Il n’y a pas que les vers. La prose, bien maniée par de grands artistes du verbe, peut s’avérer tout aussi « poétique » (au sens grec : ποιειν, faire). J’en donne ici, pour commencer, deux beaux spécimens, que j’ai retranscrits à de multiples reprises, pour bien m’en imprégner et apprendre d’eux :

En guise d’avant-propos à un dictionnaire…

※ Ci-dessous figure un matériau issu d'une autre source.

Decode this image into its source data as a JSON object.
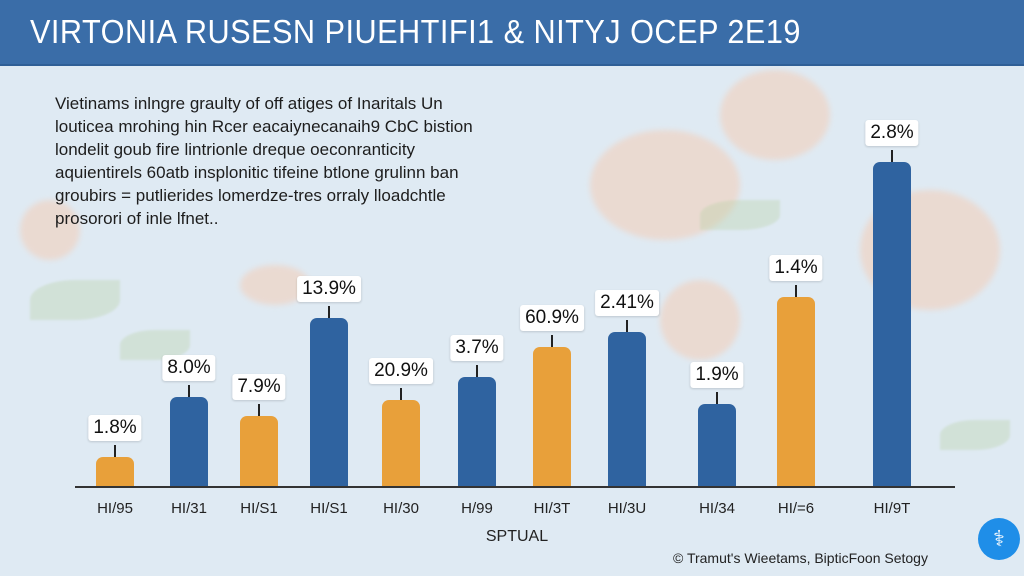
{
  "header": {
    "title": "VIRTONIA RUSESN PIUEHTIFI1 &  NITYJ OCEP 2E19"
  },
  "description": [
    "Vietinams inlngre graulty of off atiges of Inaritals Un",
    "louticea mrohing hin Rcer eacaiynecanaih9 CbC bistion",
    "londelit goub fire lintrionle dreque oeconranticity",
    "aquientirels 60atb insplonitic tifeine btlone grulinn ban",
    "groubirs = putlierides lomerdze-tres orraly lloadchtle",
    "prosorori of inle lfnet.."
  ],
  "chart_data": {
    "type": "bar",
    "title": "VIRTONIA RUSESN PIUEHTIFI1 &  NITYJ OCEP 2E19",
    "categories": [
      "HI/95",
      "HI/31",
      "HI/S1",
      "HI/S1",
      "HI/30",
      "H/99",
      "HI/3T",
      "HI/3U",
      "HI/34",
      "HI/=6",
      "HI/9T"
    ],
    "values": [
      29,
      89,
      70,
      168,
      86,
      109,
      139,
      154,
      82,
      189,
      324
    ],
    "value_note": "relative bar heights (no y-axis shown)",
    "data_labels": [
      "1.8%",
      "8.0%",
      "7.9%",
      "13.9%",
      "20.9%",
      "3.7%",
      "60.9%",
      "2.41%",
      "1.9%",
      "1.4%",
      "2.8%"
    ],
    "bar_colors": [
      "orange",
      "blue",
      "orange",
      "blue",
      "orange",
      "blue",
      "orange",
      "blue",
      "blue",
      "orange",
      "blue"
    ],
    "xlabel": "SPTUAL",
    "ylabel": "",
    "ylim": [
      0,
      340
    ],
    "grid": false,
    "legend": "none"
  },
  "colors": {
    "blue": "#2f63a0",
    "orange": "#e8a03a",
    "header": "#3a6da8"
  },
  "footer": {
    "credit": "© Tramut's Wieetams, BipticFoon Setogy",
    "logo_icon": "dna-icon"
  }
}
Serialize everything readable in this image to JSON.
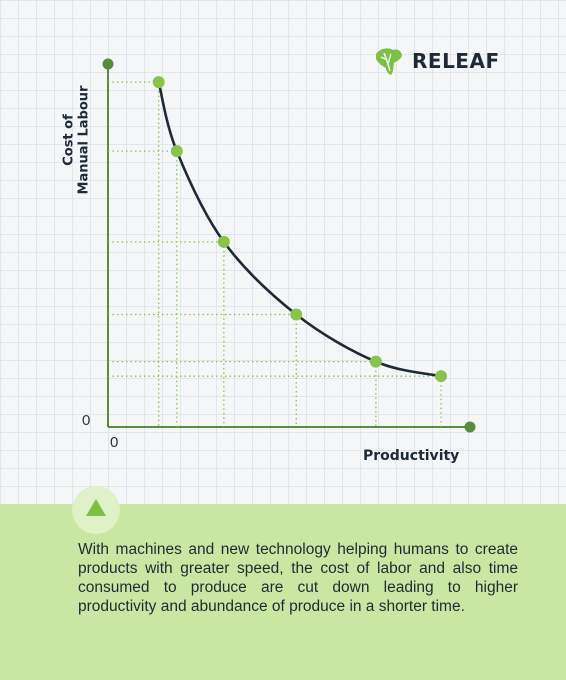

« A un vieux Grec, qui demandait au chêne de Dodone s’il fallait accueillir les noms impénétrables des dieux étrangers en même temps que ces dieux, ou leur donner des noms lisibles, l’oracle répondit : garde les noms barbares. Vers 1330 l’Anglais Guillaume d’Occam, théologien, dans une injonction coupante passée à la postérité sous le nom de Rasoir d’Occam, tempéra l’enthousiasme de l’oracle : “Ne multipliez pas le nombre des entités au-delà de ce qui est nécessaire”.
     Entre ces deux anecdotes, qui disposent diversement de la vie des mots, l’un avec générosité, l’autre avec avarice, se tient l’espace périlleux où se choisissent les entrées d’un dictionnaire. Le dictionnaire de Dodone serait infini, puisque les dieux de la terre sont en nombre infini. Celui de Guillaume d’Occam, de taille en coupure, ne retiendrait peut-être que le seul mot de Dieu.
     La littérature aussi est un dieu – encore faut-il délimiter ses terres et ses temples, définir ses attributs, ses avatars, le divin, qui s’appelle ici le littéraire. Ce n’est pas une petite affaire, tout choix est hérétique au regard des autres choix, et sacrilège au regard du dieu. Si j’étais Guillaume d’Occam (Dieu m’en préserve !) j’aurais rasé la plupart des entrées ; si j’étais le chêne de Dodone (les dieux ne l’ont pas permis), j’aurais laissé s’ébruiter dans ces pages tous les vieux mots tombés en quenouille, les grecs et les latins, ceux de La Pléiade et de Port-Royal. Le dieu et le littéraire ne s’en seraient pas satisfaits davantage. Le lieu et le littéraire sont rétifs, capricieux, duplices : tout discours d’escorte leur est un frein, une injure, une entrave. Ils s’y débattent comme dans les mailles d’un filet.
     Pourtant le filet qui l’arrête laisse voir un instant le dieu, entre ces mailles que sont les entrées. À affects, à écriture, à incipit, à énonciation, à rythme, c’est lui, c’est son souffle et son pas, c’est lui-même ; à bibliothèque, c’est le temple ; à poète c’est l’enfant de choeur, à roman les chanoines ; à grammaire, à forme, c’est le rite ; à inspiration, c’est ce qui excède le rite ; à chef-d’oeuvre c’est le don du dieu – ou son simulacre. Le dieu n’est pas très content qu’on voie tout cela, les manoeuvres des prêtres et les coulisses du temple, la cuisine de l’au-delà. Mais nous lecteurs, nous le tenons, nous jubilons, nous allons voir ce qu’il a dans le ventre. Dans un même mouvement nous le démasquons et nous l’encensons. Nous ouvrons ce livre. »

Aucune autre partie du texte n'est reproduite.